[The following notes were generated by Will Brooks, PhD]
IAMSE Webinar Series, Winter 2019
Speakers: John Co, MD, MPH, CPPS, FAAP
Title: The Learning Environment During Residency
Series: The Learning Environment in Health Sciences Education
The IAMSE 2019 Winter Webinar Series, The Learning Environment in Health Sciences Education, continued on January 24, 2019, with a presentation by Dr. John Patrick Co, Director of Graduate Medical Education at Partners HealthCare and Co-Chair of the Clinical Learning Environment Review (CLER) Evaluation Committee for the ACGME. His webinar entitled “The Learning Environment During Residency” took listeners on an informative journey through the learning environment as viewed by the ACGME and CLER program.
Dr. Co began the webinar with a background on how the CLER program began and noted that the learning environment is foundational for everything that occurs within programs and institutions. When the learning environment is less than ideal, the learning that should occur does not occur efficiently and may not occur at all. CLER recognizes six focus areas: patient safety, healthcare quality, supervision, transitions in care, well-being, and professionalism. Dr. Co described three components to the CLER program. First, site visits are conducted to provide formative feedback to programs in each of the six focuses. Second, CLER tracks aggregate data from site visits over time to monitor progress in the six focuses at the national level. And third, CLER develops resources to support stakeholders in their progress toward improving the learning environment for graduate medical education (GME).
Dr. Co provided listeners with a description of the ins and outs of institutional CLER site visits. These site visits can be summarized as a look at how GME is integrated into patient care and education within an institution and what are the measures of success and areas of improvement identified by the institution. Dr. Co stressed that CLER site visits are not accreditation visits, but they are linked to ACGME accreditation in that sponsoring institutions must have a CLER visit every 18-24 months. While accreditation decisions are not made from CLER visits, identification of an egregious violation that would threaten patient and/or resident safety could result in an accreditation action.
CLER is currently in its third cycle of institutional visits. In the first cycle, 298 sponsoring institutions were visited between 2012-2015. These visits were restricted to those institutions with three or more core residency programs. The second cycle of site visits, which occurred 2015-2018, also included those ‘small programs’ with fewer than three core residencies. Site visits are conducted by a team of 1-4 site visitors over the course of 2-3 days. Visits include meetings with senior leadership (CEO and DIO attendance is required); group meetings with a broad representation of residents, core faculty, and program directors; and walking rounds.
Dr. Co went on in the webinar to describe the CLER Evaluation Committee, which he co-chairs. This committee, which is comprised of national experts in GME and the six focus areas mentioned above, meets quarterly to review data from CLER site visits. He then discussed the CLER Pathways to Excellence document, which provides guidance to GME leadership on the learning environment using synthesized input from experts in the field, published literature, and data from CLER visits. CLER National Report of Findings documents have also been released and are available for download. These documents summarize findings from each of the first two CLER site visit cycles.

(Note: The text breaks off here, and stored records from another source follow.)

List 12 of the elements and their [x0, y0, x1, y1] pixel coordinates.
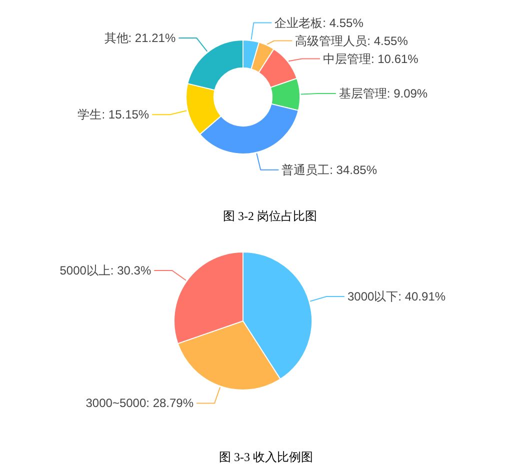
slice-label: 企业老板: 4.55%	[274, 16, 364, 30]
slice-label: 基层管理: 9.09%	[338, 86, 428, 100]
slice-label: 普通员工: 34.85%	[282, 162, 378, 177]
slice-label: 5000以上: 30.3%	[60, 264, 152, 278]
caption: 图 3-2 岗位占比图	[223, 209, 317, 223]
slice-label: 高级管理人员: 4.55%	[295, 34, 408, 48]
slice-label: 3000~5000: 28.79%	[86, 396, 194, 410]
slice-label: 其他: 21.21%	[104, 31, 176, 46]
slice-label: 学生: 15.15%	[78, 108, 150, 122]
slice-label: 中层管理: 10.61%	[322, 52, 418, 66]
slice-label: 3000以下: 40.91%	[347, 290, 446, 304]
caption: 图 3-3 收入比例图	[219, 450, 313, 464]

The webinar continued with Dr. Co providing high-level data from the CLER site visits to the IAMSE community. He first noted a set of overarching themes gleaned from the CLER program.
- Theme 1: Clinical learning environments (CLEs) vary in their approach to and capacity for addressing patient safety and health care quality.
- Theme 2: GME is largely developed and implemented independently of the organization’s other areas of strategic planning and focus.
- Theme 3: A limited number of CLEs have implemented educational programs to ensure all faculty and program directors have the knowledge, skills, and attitudes necessary for their respective roles in training GME learners in patient safety and quality improvement.
- Theme 4: CLEs vary in the degree to which they coordinate and implement interprofessional learning in the context of delivering patient care.
- Theme 5: In general, CLEs lack the mechanisms to identify and eliminate organizational factors that contribute to burnout.
- Theme 6: Health care system consolidation and organizational changes create new challenges for CLEs to align GME with initiatives to improve patient care.
Dr. Co presented data comparing results of the first and second cycles of CLER site visits in the areas of patient safety, healthcare quality improvement, care transitions, and professionalism. While many positive trends were noted between the first and second visits, some lacked the magnitude of improvement perhaps expected, and some data indicated negative trends in specific areas such as care transitions. From these data, a group of challenges and opportunities have been identified for future focus.
Dr. Co concluded the webinar with a summary of recent changes and future directions for the CLER program. Included amongst these are the transition from a focus on fatigue management to more comprehensive examination at well-being, development of subprotocols in addition to the main site visit protocol, the pursuing excellence initiative, and a new focus area on ‘teaming’.